A common theme in the Reg BI and Form CRS proposals is “investor confusion”—a phrase that appears scores of times between the two proposals. Summarizing, Form CRS is a new, brief (four pages or less), highly formatted, heavily specified, one-size-fits-all disclosure form. It is a “Broker-dealers and investment advisers for Dummies” – a four page introduction to basic aspects of the broker-client and adviser-client relationships, the types of services and accounts offered, legal standards, fees and costs, conflicts of interest, and, helpfully, a non-exhaustive list of ten required questions (but max 14!) that prospective clients are encouraged to ask of the adviser. Although the proposed rule prohibits the use of legal jargon, the SEC’s mock-up relationship summary includes the following disclosure: “We are held to a fiduciary standard that covers our entire investment advisory relationship with you.” Meanwhile, the interpretation of that fiduciary standard is the subject of the 38-page proposed interpretation addressed above.

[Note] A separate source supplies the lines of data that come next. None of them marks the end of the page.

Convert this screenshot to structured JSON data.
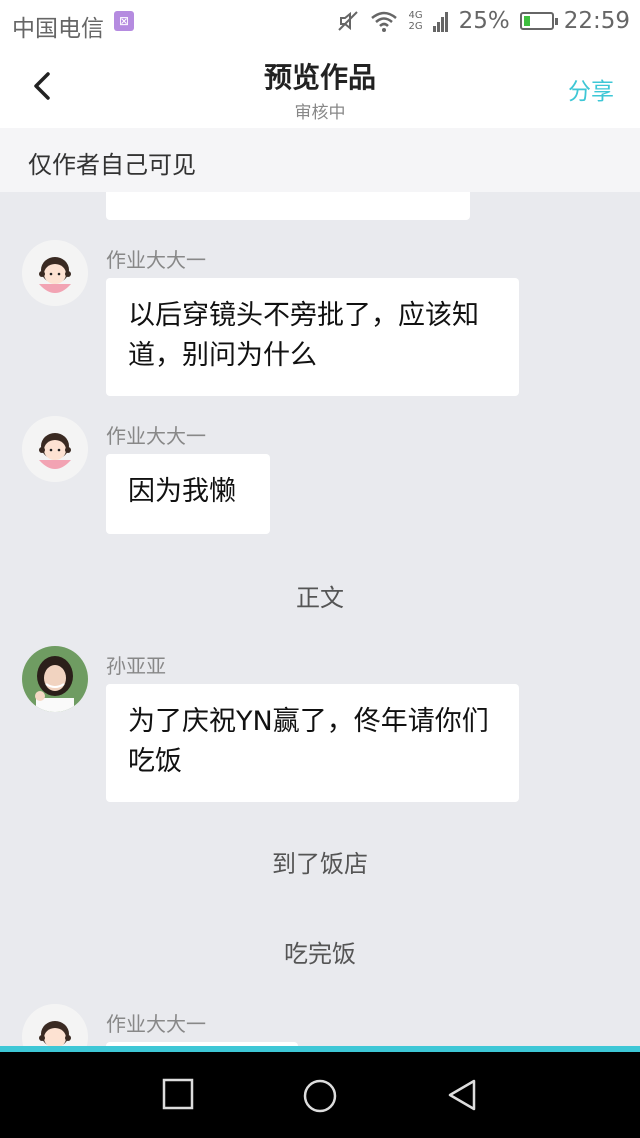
{
  "status_bar": {
    "carrier": "中国电信",
    "network_top": "4G",
    "network_bottom": "2G",
    "battery_percent": "25%",
    "time": "22:59",
    "battery_level": 0.25
  },
  "nav": {
    "title": "预览作品",
    "subtitle": "审核中",
    "share_label": "分享"
  },
  "notice": "仅作者自己可见",
  "messages": [
    {
      "sender": "作业大大一",
      "text": "以后穿镜头不旁批了，应该知道，别问为什么"
    },
    {
      "sender": "作业大大一",
      "text": "因为我懒"
    },
    {
      "narration": "正文"
    },
    {
      "sender": "孙亚亚",
      "text": "为了庆祝YN赢了，佟年请你们吃饭"
    },
    {
      "narration": "到了饭店"
    },
    {
      "narration": "吃完饭"
    },
    {
      "sender": "作业大大一"
    }
  ],
  "colors": {
    "accent": "#3ec7d6",
    "background": "#e9eaee"
  }
}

Even though the actual content of the relationship summary is anodyne, high-level, formulaic, prescribed and generic, the proposed rule envisages that it ought to be utilized like a targeted, bespoke agreement by requiring that it be re-disclosed to the investor any time a new account is opened or changes are made that would materially change the nature and scope of the firm’s relationship with the retail investor. In this sense, the proposal seems to be at odds with itself, and re-disclosure rules would create an unnecessary headache for the industry. Why make firms navigate a thicket of questions about when and under what circumstances the form must be re-disclosed (not to mention record and store the information demonstrating such re-disclosure) given that Form CRS is a largely static, prescribed and generic disclosure in the first place?
It will be important for industry participants and investor-advocacy groups to make their voices heard during the public comment period in order to improve the quality and value of the proposed new rules for both the industry and the investing public. The SEC has solicited comments to scores of questions posed in respect to the proposed rules. As one example, the Commission asks, “Are retail investors likely to access and download relationship summaries of broker-dealers through EDGAR and investment advisers through IAPD?”
In light of the proposal on the table—to spoon-feed elementary information to retail investors—one wouldn't think this should be a question. More significantly, even if retail investors were likely to self-serve via EDGAR and IAPD, given the level of specification in the 471-page proposal, it seems likely that most firms’ Forms CRS will be largely interchangeable.